# Help with weed ID in Bermuda and Zeon



## GoDawgs (Jun 18, 2020)

On hand I have Celsius, certainty, dismiss, weed B gon CCO and sedgehammer. Also some NOS. Can anyone give me some idea what to use to get rid of these? Can I mix a few things together to wipe them all out? Multiple apps?

Thank you for any guidance.


----------



## gooodawgs (Jul 10, 2020)

I like Dismiss this time of year, it'll smoke it faster than Certainty. You can throw in some Celsius if you'd like just to be sure, but usually Dismiss takes care of most things in my yard. It's always nice to spray as the yards going dormant - don't have to worry too much.


----------



## GoDawgs (Jun 18, 2020)

@gooodawgs thank you. I will mix up dismiss and Celsius and hopefully that will knock everything out.


----------



## dicko1 (Oct 25, 2019)

I see Hairy Bittercress, Mouse Eared Chickweed, Caroline Geranium. The grassy weed looks like some sort of Sedge. Do the leaves spread out in a triangle? Is the stem trianglular? If so, its a sedge.


----------



## GoDawgs (Jun 18, 2020)

Thank you for that info.
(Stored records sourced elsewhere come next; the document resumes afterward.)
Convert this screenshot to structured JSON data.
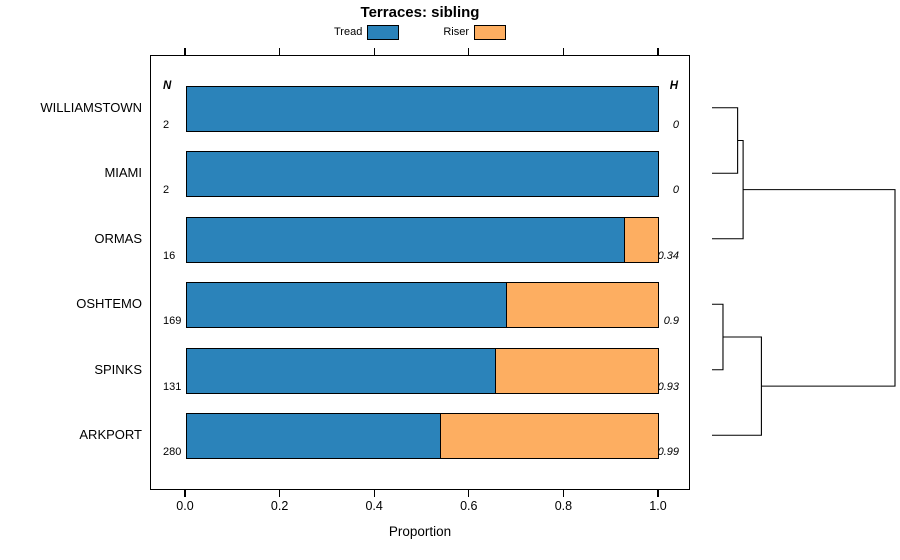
{
  "title": "Terraces: sibling",
  "legend": [
    {
      "label": "Tread",
      "color": "#2B83BA"
    },
    {
      "label": "Riser",
      "color": "#FDAE61"
    }
  ],
  "chart_data": {
    "type": "bar",
    "orientation": "horizontal-stacked",
    "title": "Terraces: sibling",
    "categories": [
      "WILLIAMSTOWN",
      "MIAMI",
      "ORMAS",
      "OSHTEMO",
      "SPINKS",
      "ARKPORT"
    ],
    "series": [
      {
        "name": "Tread",
        "color": "#2B83BA",
        "values": [
          1.0,
          1.0,
          0.93,
          0.68,
          0.655,
          0.54
        ]
      },
      {
        "name": "Riser",
        "color": "#FDAE61",
        "values": [
          0.0,
          0.0,
          0.07,
          0.32,
          0.345,
          0.46
        ]
      }
    ],
    "n_header": "N",
    "n_values": [
      "2",
      "2",
      "16",
      "169",
      "131",
      "280"
    ],
    "h_header": "H",
    "h_values": [
      "0",
      "0",
      "0.34",
      "0.9",
      "0.93",
      "0.99"
    ],
    "xlabel": "Proportion",
    "x_ticks": [
      "0.0",
      "0.2",
      "0.4",
      "0.6",
      "0.8",
      "1.0"
    ],
    "xlim": [
      0,
      1
    ],
    "grid": false,
    "legend_position": "top",
    "dendrogram": {
      "leaf_order": [
        "WILLIAMSTOWN",
        "MIAMI",
        "ORMAS",
        "OSHTEMO",
        "SPINKS",
        "ARKPORT"
      ],
      "merges": [
        {
          "a": "L0",
          "b": "L1",
          "h": 0.14
        },
        {
          "a": "M0",
          "b": "L2",
          "h": 0.17
        },
        {
          "a": "L3",
          "b": "L4",
          "h": 0.06
        },
        {
          "a": "M2",
          "b": "L5",
          "h": 0.27
        },
        {
          "a": "M1",
          "b": "M3",
          "h": 1.0
        }
      ]
    }
  }
}
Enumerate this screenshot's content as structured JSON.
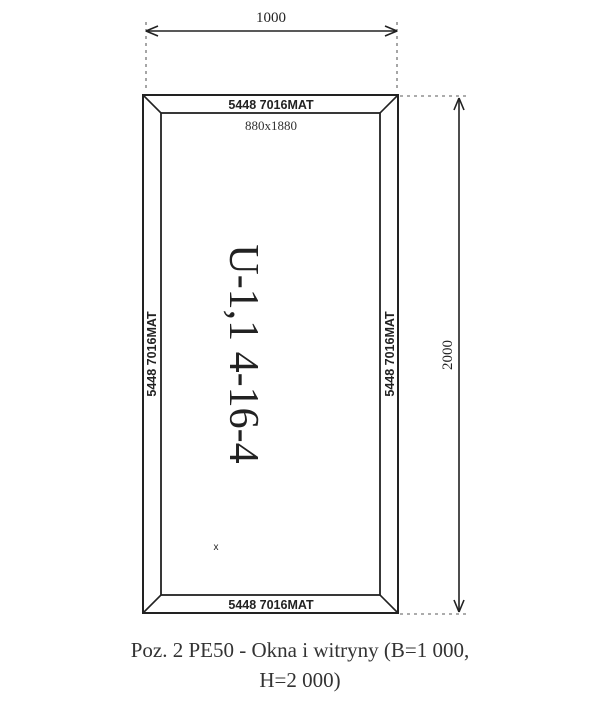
{
  "drawing": {
    "width_dim": "1000",
    "height_dim": "2000",
    "profile_top": "5448 7016MAT",
    "profile_bottom": "5448 7016MAT",
    "profile_left": "5448 7016MAT",
    "profile_right": "5448 7016MAT",
    "glass_size": "880x1880",
    "glazing": "U-1,1 4-16-4",
    "mark": "x"
  },
  "caption": {
    "line1": "Poz. 2  PE50 - Okna i witryny  (B=1 000,",
    "line2": "H=2 000)"
  }
}
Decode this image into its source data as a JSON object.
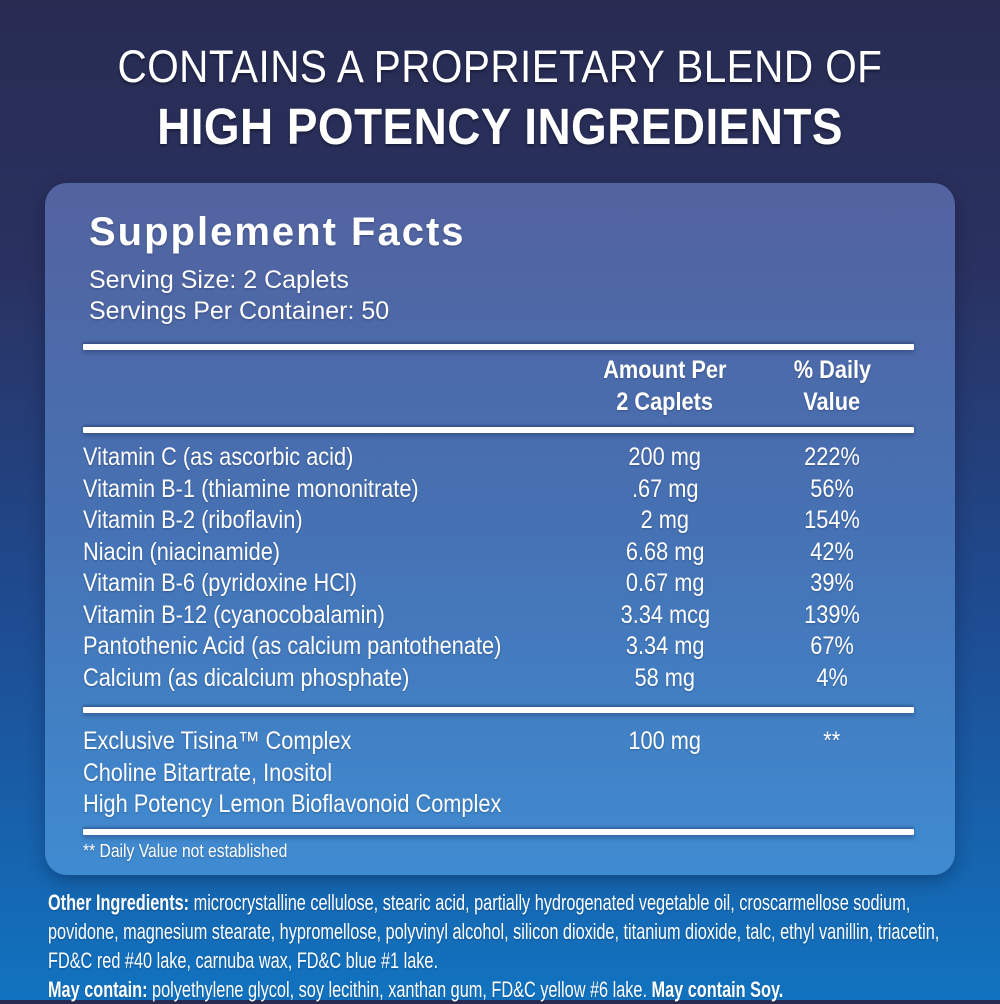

Just found the picture this app and was able to id everything except the grassy ones.



The below says Poa annua?


----------



## GoDawgs (Jun 18, 2020)

@****o1 the stems don't seem to be triangle like sedge. Maybe it's a difference sedge than I'm use to seeing.


----------



## dicko1 (Oct 25, 2019)

The last pic looks like a blue grass seed head. Annual blue grass?


----------



## GoDawgs (Jun 18, 2020)

Yes very well could be bluegrass. Hopefully dismiss and Celsius will knock it out. Thanks again.


----------